Elastography - AIXPLORER
- • Aixplorer is a new revolutionary complete expert ultrasound system from Supersonic Imagine featuring impeccable image quality, shearwave elastography and ultrafast doppler
- • Aixplorer relies on a revolutionary and patented software platform that acquires information at up to 20,000 images per second (200 times faster than conventional ultrasound). This brings you not only the greatest advances in image quality, leaving behind ultrasound insufficiencies, but also, the speed and capabilities for continuous innovation.
- • This system leverages a unique MultiWave™ technology that enables the user to detect, characterize and treat palpable and non-palpable masses.
- • MultiWave technology is based on combining two types of waves: an ultrasound wave that provides exceptional imaging in B-mode, and a shear wave
- • Aixplorer is CE mark approved since 2008 and has FDA clearance since 2009
- • Aixplorer is the first and only ultrasound system to realize 2D ShearWave™ Elastography (2D SWE), and for every organ application! SWE equips you with real-time, local tissue elasticity measurements (in kilopascals) in a complete color-coded map of your entire region of interest.

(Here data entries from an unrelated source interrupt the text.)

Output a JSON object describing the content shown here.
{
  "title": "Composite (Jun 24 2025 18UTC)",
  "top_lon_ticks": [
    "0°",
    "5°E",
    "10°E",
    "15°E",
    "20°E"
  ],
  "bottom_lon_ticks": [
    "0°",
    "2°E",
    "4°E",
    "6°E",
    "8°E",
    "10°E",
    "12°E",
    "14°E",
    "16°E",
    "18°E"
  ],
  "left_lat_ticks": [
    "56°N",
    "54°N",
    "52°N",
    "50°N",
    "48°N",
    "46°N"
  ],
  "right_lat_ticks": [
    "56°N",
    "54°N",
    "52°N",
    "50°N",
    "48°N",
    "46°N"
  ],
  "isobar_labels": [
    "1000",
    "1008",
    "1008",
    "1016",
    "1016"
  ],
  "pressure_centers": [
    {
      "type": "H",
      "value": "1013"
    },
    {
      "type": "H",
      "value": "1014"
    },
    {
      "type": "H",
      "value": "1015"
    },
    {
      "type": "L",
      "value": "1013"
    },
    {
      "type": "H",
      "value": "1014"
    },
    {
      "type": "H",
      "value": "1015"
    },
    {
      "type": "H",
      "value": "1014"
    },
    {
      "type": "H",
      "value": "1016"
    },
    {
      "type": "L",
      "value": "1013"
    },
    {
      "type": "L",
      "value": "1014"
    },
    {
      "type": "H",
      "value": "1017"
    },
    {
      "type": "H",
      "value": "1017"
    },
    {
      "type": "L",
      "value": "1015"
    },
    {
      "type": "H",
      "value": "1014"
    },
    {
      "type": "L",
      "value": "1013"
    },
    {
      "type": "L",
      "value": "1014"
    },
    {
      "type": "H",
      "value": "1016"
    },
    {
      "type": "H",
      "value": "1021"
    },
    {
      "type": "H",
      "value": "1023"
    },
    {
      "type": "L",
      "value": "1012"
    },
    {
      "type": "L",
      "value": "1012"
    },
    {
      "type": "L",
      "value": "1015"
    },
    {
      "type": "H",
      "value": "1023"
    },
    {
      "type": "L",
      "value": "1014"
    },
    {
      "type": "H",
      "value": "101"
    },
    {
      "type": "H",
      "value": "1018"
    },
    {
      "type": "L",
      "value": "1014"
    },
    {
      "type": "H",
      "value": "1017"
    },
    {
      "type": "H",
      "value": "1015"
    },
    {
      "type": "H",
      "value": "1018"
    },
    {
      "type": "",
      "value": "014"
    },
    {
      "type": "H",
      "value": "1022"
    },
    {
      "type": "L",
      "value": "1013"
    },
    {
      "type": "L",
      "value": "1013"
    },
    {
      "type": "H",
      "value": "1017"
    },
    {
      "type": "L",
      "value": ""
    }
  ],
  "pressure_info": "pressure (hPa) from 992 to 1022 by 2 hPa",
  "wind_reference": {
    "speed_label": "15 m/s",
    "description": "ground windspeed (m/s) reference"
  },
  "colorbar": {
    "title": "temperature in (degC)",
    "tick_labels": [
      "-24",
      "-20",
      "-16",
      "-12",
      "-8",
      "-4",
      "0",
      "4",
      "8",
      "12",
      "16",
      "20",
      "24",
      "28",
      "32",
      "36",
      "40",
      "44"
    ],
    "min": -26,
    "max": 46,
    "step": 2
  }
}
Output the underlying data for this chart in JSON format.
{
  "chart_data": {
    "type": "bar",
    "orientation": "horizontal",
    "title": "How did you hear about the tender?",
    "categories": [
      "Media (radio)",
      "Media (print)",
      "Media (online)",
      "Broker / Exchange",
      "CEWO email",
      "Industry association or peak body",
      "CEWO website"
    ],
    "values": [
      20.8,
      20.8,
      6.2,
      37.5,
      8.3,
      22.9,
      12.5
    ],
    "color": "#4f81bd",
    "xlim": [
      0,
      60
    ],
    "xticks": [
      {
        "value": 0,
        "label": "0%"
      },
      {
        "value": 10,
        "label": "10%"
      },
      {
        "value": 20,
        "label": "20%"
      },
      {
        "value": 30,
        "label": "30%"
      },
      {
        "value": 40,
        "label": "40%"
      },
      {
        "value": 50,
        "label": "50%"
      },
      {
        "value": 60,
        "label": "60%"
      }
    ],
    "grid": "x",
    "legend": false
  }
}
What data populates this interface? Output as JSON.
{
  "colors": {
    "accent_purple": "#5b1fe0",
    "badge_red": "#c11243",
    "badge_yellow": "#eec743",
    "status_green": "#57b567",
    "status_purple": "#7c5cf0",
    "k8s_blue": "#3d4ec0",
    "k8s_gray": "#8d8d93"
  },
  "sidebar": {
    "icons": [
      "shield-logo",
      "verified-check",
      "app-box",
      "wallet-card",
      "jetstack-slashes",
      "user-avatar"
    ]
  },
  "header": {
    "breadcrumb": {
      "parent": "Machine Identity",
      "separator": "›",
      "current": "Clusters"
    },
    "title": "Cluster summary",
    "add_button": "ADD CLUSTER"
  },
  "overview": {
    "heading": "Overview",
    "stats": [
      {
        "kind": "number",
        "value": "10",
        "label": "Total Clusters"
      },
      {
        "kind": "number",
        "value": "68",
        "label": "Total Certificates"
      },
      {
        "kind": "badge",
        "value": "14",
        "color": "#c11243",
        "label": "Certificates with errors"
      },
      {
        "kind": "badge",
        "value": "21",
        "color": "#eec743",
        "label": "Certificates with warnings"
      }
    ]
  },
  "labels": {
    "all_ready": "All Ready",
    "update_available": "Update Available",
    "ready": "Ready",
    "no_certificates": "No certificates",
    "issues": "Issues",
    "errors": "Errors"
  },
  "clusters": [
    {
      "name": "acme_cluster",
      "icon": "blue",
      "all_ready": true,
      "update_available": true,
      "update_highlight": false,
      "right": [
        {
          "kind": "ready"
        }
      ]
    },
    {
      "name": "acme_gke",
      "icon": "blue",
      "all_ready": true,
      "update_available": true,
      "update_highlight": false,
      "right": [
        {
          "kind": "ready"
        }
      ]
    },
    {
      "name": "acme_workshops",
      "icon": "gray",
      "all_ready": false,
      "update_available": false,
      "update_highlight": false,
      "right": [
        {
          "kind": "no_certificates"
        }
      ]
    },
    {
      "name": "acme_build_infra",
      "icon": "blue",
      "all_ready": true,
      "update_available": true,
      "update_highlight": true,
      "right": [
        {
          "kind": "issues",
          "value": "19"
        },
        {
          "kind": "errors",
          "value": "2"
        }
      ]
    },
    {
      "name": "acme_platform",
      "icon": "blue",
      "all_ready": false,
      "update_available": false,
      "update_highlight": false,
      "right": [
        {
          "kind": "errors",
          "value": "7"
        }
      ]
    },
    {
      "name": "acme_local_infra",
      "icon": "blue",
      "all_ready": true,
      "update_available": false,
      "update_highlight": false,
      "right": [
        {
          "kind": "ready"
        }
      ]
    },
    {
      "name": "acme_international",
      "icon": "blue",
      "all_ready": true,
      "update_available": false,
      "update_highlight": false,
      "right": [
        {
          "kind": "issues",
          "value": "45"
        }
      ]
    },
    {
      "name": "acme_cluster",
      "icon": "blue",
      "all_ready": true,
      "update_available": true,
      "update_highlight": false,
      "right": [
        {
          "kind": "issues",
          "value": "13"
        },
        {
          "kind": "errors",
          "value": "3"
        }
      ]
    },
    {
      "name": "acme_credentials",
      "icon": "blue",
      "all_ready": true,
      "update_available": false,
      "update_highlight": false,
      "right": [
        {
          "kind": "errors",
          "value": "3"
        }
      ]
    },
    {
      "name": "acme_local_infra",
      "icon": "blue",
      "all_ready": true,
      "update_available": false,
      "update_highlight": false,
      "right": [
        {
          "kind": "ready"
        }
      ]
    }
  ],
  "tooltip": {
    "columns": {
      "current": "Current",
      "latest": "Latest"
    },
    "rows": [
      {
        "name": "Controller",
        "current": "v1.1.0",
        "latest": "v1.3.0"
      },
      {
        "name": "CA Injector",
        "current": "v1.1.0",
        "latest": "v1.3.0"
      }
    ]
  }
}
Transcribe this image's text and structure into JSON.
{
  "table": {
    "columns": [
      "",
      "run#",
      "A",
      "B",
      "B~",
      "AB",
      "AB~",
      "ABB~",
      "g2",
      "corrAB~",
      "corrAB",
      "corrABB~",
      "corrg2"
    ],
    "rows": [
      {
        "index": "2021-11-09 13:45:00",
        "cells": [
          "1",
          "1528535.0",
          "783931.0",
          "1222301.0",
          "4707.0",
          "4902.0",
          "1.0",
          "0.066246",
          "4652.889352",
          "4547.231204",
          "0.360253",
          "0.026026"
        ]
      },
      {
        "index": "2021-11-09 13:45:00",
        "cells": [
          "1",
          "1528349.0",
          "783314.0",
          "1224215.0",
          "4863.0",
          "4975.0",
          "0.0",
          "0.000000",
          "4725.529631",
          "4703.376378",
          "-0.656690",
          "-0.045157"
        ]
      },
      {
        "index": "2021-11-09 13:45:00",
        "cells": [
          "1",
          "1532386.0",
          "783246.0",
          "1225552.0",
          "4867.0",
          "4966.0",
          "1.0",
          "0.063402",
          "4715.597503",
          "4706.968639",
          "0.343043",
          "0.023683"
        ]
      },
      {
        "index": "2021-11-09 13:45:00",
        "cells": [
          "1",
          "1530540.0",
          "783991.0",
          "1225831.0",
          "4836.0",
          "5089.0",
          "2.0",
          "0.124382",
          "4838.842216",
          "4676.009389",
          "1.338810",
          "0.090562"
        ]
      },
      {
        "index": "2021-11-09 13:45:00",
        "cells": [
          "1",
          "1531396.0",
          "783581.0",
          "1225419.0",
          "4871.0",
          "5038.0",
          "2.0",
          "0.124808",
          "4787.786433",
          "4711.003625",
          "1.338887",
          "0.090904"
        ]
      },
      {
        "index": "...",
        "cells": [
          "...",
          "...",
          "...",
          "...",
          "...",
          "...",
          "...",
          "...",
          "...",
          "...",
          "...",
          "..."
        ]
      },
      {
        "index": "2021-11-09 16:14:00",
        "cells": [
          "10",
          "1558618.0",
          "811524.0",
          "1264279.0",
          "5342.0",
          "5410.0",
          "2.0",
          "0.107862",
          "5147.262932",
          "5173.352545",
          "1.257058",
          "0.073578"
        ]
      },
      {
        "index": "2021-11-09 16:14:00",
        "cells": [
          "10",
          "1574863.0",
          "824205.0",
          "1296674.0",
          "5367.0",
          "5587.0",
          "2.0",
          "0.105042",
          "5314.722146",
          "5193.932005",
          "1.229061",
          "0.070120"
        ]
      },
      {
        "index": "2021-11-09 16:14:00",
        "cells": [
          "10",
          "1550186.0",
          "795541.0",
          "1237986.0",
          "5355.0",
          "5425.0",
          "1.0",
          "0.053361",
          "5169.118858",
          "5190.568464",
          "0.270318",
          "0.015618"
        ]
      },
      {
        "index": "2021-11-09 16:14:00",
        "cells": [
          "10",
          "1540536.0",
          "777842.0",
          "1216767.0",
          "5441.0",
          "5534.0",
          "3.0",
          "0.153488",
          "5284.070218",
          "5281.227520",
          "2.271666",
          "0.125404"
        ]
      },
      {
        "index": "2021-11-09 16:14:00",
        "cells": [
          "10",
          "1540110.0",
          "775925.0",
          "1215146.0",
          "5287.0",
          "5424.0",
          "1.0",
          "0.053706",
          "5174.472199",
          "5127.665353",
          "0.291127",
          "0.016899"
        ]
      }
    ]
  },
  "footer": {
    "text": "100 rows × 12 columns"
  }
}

- • Aixplorer also provides advanced and comprehensive Contrast Enhanced Ultrasound (CEUS) solutions for detection, characterization, and monitoring of solid tumors particularly in the Liver and Abdomen.
Elastography is the science of creating noninvasive images of the mechanical characteristics of tissues. Ultrasound elastography is one such method which has gained clinical acceptance for various tissues. Many techniques of ultrasound elastography are available eg., transient elastography, shear wave elastography etc.
The Aixplorer is an equipment which can perform 2D shear wave elastography (2D SWE). It enables electronic palpation that displays real-time, quantitative (kPa) tissue elasticity on a color-coded map, aiding physicians in their diagnostic process as tissue stiffness varies with pathologies.
The safety considerations are identical to conventional ultrasound imaging modes.
The assessment of fibrosis in chronic liver diseases is pivotal for prognosis and guiding management, including whether to start antiviral treatment. Liver biopsy is considered the “gold-standard” for fibrosis assessment and stage classification, but it has limitations. It is invasive, with potential complications that are severe in up to 1% of cases. The specimen represents roughly only 1/50 000 of the liver volume, and there is interobserver variability at microscopic evaluation. 2D SWE is an accepted alternative to assess liver fibrosis and correlates well with the liver fibrosis. The ultrasound transducer emits a plurality of pulse wave beams at increasing depths, using a very wide frequency band ranging from 60 to 600 Hz, allowing the synchronous evaluation of the velocity of several shear wave fronts over a wide frequency range. Elasticity is displayed using a color-coded image superimposed on a B-mode image: where stiffer tissues appear red and softer tissues appear blue. At the same time, liver stiffness (LS) is quantitatively estimated; the mean LS value in the region of interest, as well as the standard deviation of the measured elasticity, is displayed on the screen, expressed in kilopascals. The area of the liver to be assessed for LS can be chosen by the operator.
Transient elastography (TE) has been used for assessing liver stiffness using a standalone equipment (Fibroscan). A single shear wave is emitted temporarily at a single frequency for each measurement. TE also has some limitations: it is hampered by the presence of ascites because TE waves cannot penetrate into ascites; obesity significantly decreases the rate of reliable measurements; aminotransferases flares are associated with falsely elevated TE values; and extra-hepatic cholestasis and high central venous pressure falsely increase the liver stiffness values assessed by TE. The entire procedure is blind and the region of interest cannot be selected as in 2D SWE. Cystic areas in the liver can give rise to false results.
Besides assessment of liver fibrosis the SWE can be use for deciding to provide or defer antiviral therapy and monitoring treatment response
2DSWE have been studied recently to characterise focal liver lesions, to differentiate between benign and malignant masses
2D SWE is an accepted alternative to assess the elasticity of breast lumps. Increasing stiffness is associated with malignant masses. The ultrasound transducer emits a plurality of pulse wave beams at increasing depths, using a very wide frequency band ranging from 60 to 600 Hz, allowing the synchronous evaluation of the velocity of several shear wave fronts over a wide frequency range. Elasticity is displayed using a color-coded image superimposed on a B-mode image: where stiffer tissues appear red and softer tissues appear blue. At the same time, nodule elasticity is quantitatively estimated - the mean elasticity value in the region of interest, as well as the standard deviation of the measured elasticity, is displayed on the screen, expressed in kilopascals.
The ultrasound image can characterize the lesion as cyst or solid. SWE of solid lesions can then be done.
The main use of elastography in the breast is as an adjunct to conventional ultrasound to improve the differentiation between benign and malignant lesions and several studies attest to the value of elastography in refining the BI-RADS score. Thus biopsy mat be avoided or recommended in many cases.